Selanjutnya: Belum pernah terjadi
Belum pernah terjadi
Pernyataan Hussain, dinilai pengamat politik LIPI Siti Zuhro mengejutkan. Kata-kata sekeras itu dianggap tidak laik diungkapkan oleh seorang juru bicara.
"Enggak pernah terjadi tuh dalam sejarah reformasi ada Jubir Wapres ribut-ribut mengingatkan menteri seperti itu," ujar Siti.
Apalagi, Presiden sudah mewanti-wanti anak buahnya untuk tidak berpolemik di ruang publik. Sebab, perselisihan semacam itu memang tidak pantas untuk menjadi konsumsi khalayak. Perselisihan itu cukup disampaikan di dalam rapat terbatas.
Lagipula, menurut Siti, Kalla tidak mungkin kesulitan berkomunikasi langsung dengan Susi. Toh, Susi juga anak buah Kalla.
(Baca: Rokhmin Dahuri Sudah Duga Kebijakan Susi Bakal Berujung Seperti Ini)
"Sama saja waktu Pak JK menelepon Sri Mulyani soal Century. Apa tidak bisa seperti itu saja? Kalau seperti sekarang, disampaikan oleh Jubir, ini model baru namanya," ujar Siti.

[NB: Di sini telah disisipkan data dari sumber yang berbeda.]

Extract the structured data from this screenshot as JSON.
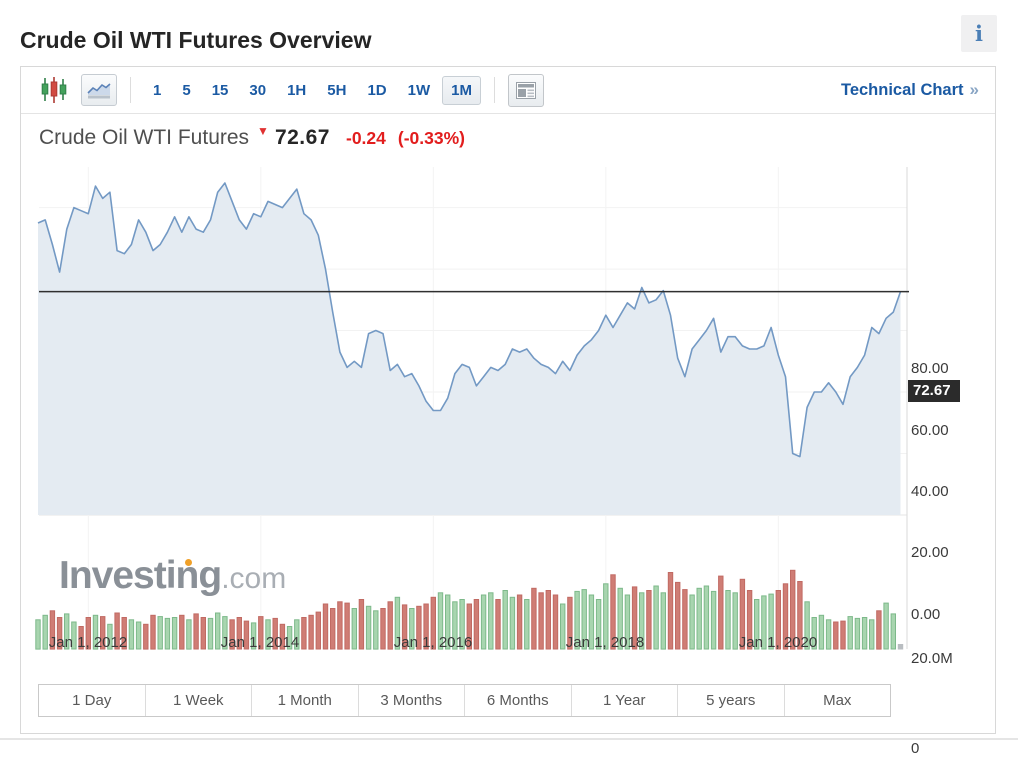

Pengamat politik LIPI lainnya, Ikrar Nusa Bakti senada dengan Siti. Menurut dia, perintah Presiden agar kabinet kerja jangan gaduh telah diabaikan.
"Bikin saja sidang kabinet terbatas, selesai. Masa kasus Hambalang ada rapat terbatasnya, Blok Masela ada rapat terbatasnya, ya kenapa enggak sekalian bikin rapat terbatas persoalan antara Susi, JK dan Presiden ini," ujar Ikrar.
Ikrar tidak membela Susi. Namun juga tidak membenarkan aksi Hussain. Menurut dia, memang banyak kebijakan Susi yang positif, namun juga ada beberapa yang membutuhkan evaluasi.
Sementara, pernyataan Hussain boleh jadi menimbulkan persepsi ada kepentingan tertentu yang terganggu sehingga dia berbicara sekeras itu di ruang publik.
"Jangan sampailan pemerintah kita diombang-ambing oleh kepentingan-kepentingan yang berbeda satu sama lain," ujar Ikrar.